When you’re a nation getting ready to borrow $10 trillion or more over the next decade, you don’t want markets questioning your central bank’s commitment to controlling inflation.
But Congress continues to risk just such a scenario, whether through aggressively questioning Federal Reserve Chairman Ben Bernanke or pushing a bill to audit Fed monetary policy.
Now Representative Barney Frank, the chairman of the House Financial Services Committee, has suggested curbing the authority of the 12 Fed regional bank presidents.
As Frank sees things, monetary policy should not be influenced by “inappropriately placed private businessmen — or women, occasionally — picked by other private businessmen, and occasionally women.”
Drill down a bit and it’s clear that what really bugs Frank is not so much that regional bank presidents are selected by a nine-person panel, six of whom are elected by bankers. He just thinks they’re too hawkish.
Frank even commissioned and publicized a study that found that 97 percent of the hawkish dissents at Federal Open Market Committee meetings during the past decade were from the regional bank presidents.

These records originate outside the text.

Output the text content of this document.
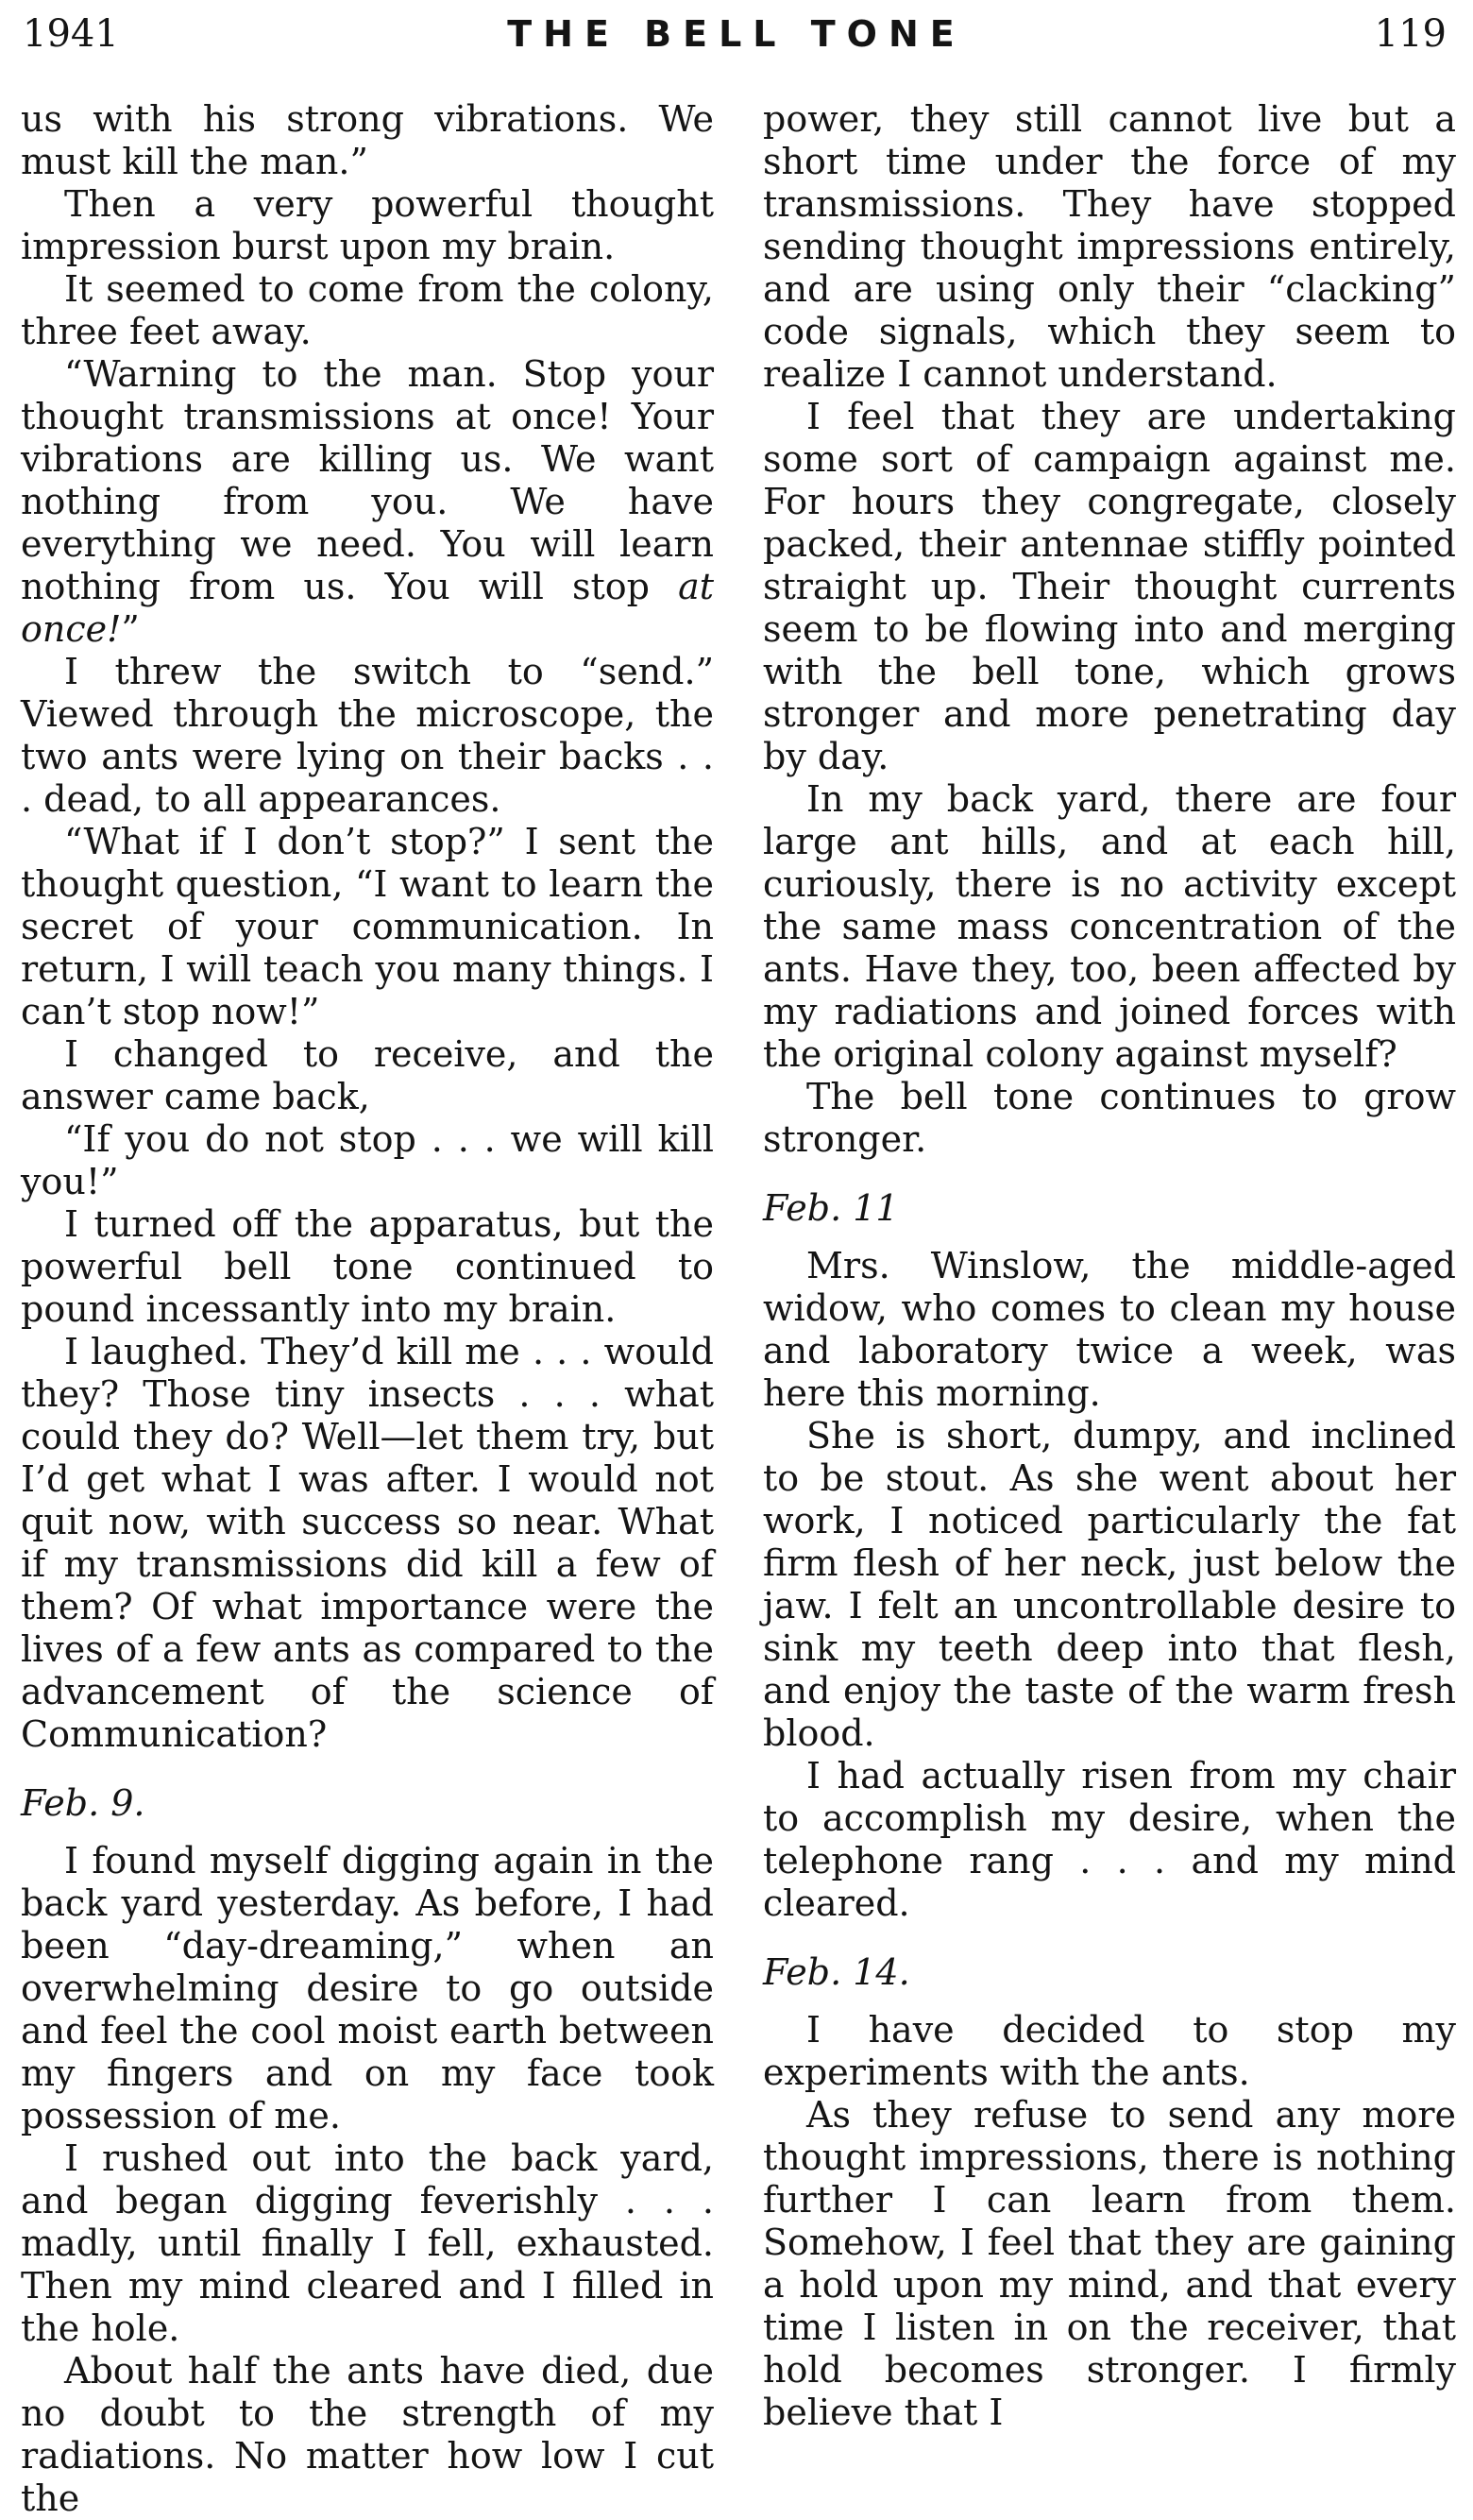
1941	THE BELL TONE	119

us with his strong vibrations. We must kill the man.”

Then a very powerful thought impression burst upon my brain.

It seemed to come from the colony, three feet away.

“Warning to the man. Stop your thought transmissions at once! Your vibrations are killing us. We want nothing from you. We have everything we need. You will learn nothing from us. You will stop at once!”

I threw the switch to “send.” Viewed through the microscope, the two ants were lying on their backs . . . dead, to all appearances.

“What if I don’t stop?” I sent the thought question, “I want to learn the secret of your communication. In return, I will teach you many things. I can’t stop now!”

I changed to receive, and the answer came back,

“If you do not stop . . . we will kill you!”

I turned off the apparatus, but the powerful bell tone continued to pound incessantly into my brain.

I laughed. They’d kill me . . . would they? Those tiny insects . . . what could they do? Well—let them try, but I’d get what I was after. I would not quit now, with success so near. What if my transmissions did kill a few of them? Of what importance were the lives of a few ants as compared to the advancement of the science of Communication?

Feb. 9.

I found myself digging again in the back yard yesterday. As before, I had been “day-dreaming,” when an overwhelming desire to go outside and feel the cool moist earth between my fingers and on my face took possession of me.

I rushed out into the back yard, and began digging feverishly . . . madly, until finally I fell, exhausted. Then my mind cleared and I filled in the hole.

About half the ants have died, due no doubt to the strength of my radiations. No matter how low I cut the

power, they still cannot live but a short time under the force of my transmissions. They have stopped sending thought impressions entirely, and are using only their “clacking” code signals, which they seem to realize I cannot understand.

I feel that they are undertaking some sort of campaign against me. For hours they congregate, closely packed, their antennae stiffly pointed straight up. Their thought currents seem to be flowing into and merging with the bell tone, which grows stronger and more penetrating day by day.

In my back yard, there are four large ant hills, and at each hill, curiously, there is no activity except the same mass concentration of the ants. Have they, too, been affected by my radiations and joined forces with the original colony against myself?

The bell tone continues to grow stronger.

Feb. 11

Mrs. Winslow, the middle-aged widow, who comes to clean my house and laboratory twice a week, was here this morning.

She is short, dumpy, and inclined to be stout. As she went about her work, I noticed particularly the fat firm flesh of her neck, just below the jaw. I felt an uncontrollable desire to sink my teeth deep into that flesh, and enjoy the taste of the warm fresh blood.

I had actually risen from my chair to accomplish my desire, when the telephone rang . . . and my mind cleared.

Feb. 14.

I have decided to stop my experiments with the ants.

As they refuse to send any more thought impressions, there is nothing further I can learn from them. Somehow, I feel that they are gaining a hold upon my mind, and that every time I listen in on the receiver, that hold becomes stronger. I firmly believe that I
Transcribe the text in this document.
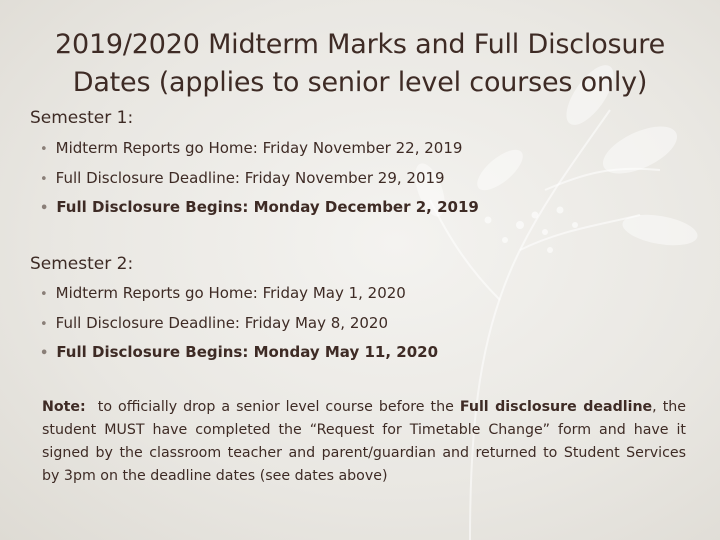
2019/2020 Midterm Marks and Full Disclosure Dates (applies to senior level courses only)
Semester 1:
• Midterm Reports go Home: Friday November 22, 2019
• Full Disclosure Deadline: Friday November 29, 2019
• Full Disclosure Begins: Monday December 2, 2019
Semester 2:
• Midterm Reports go Home: Friday May 1, 2020
• Full Disclosure Deadline: Friday May 8, 2020
• Full Disclosure Begins: Monday May 11, 2020
Note: to officially drop a senior level course before the Full disclosure deadline, the student MUST have completed the “Request for Timetable Change” form and have it signed by the classroom teacher and parent/guardian and returned to Student Services by 3pm on the deadline dates (see dates above)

Of course, higher rates would have been a good thing, given that the Fed’s extraordinarily easy monetary policy was a huge contributor to the financial crisis. And going forward, the Fed will face the economically and politically challenging task of withdrawing monetary stimulus when economic growth may well be sluggish and unemployment high.
But such medicine may be necessary to prevent an inflation outbreak. Congressional threats and bullying will make a hard job even more arduous.
Moreover, one reason the Fed has a decentralized structure is because of historic concerns about monetary policy serving only Washington and Wall Street.
Yet citizen concerns about the concentration of financial power are as alive today as they were in 1913 at the Fed’s creation. Monetary policy set solely by a presidentially-appointed and Senate-confirmed Board of Governors should certainly set off alarm bells with bond vigilantes concerned that Washington may try to inflate its way out of its debt problems.
If Congress wants to look at how the Fed conducts its business, better to focus on better ways to make monetary policy reflect forward-looking market gauges such as commodity prices rather than the unemployment rate or output.
Ultimately, though, the Fed’s problem isn’t too much influence from bankers in Kansas City or Atlanta or Chicago. It’s too much influence from politicians in Washington.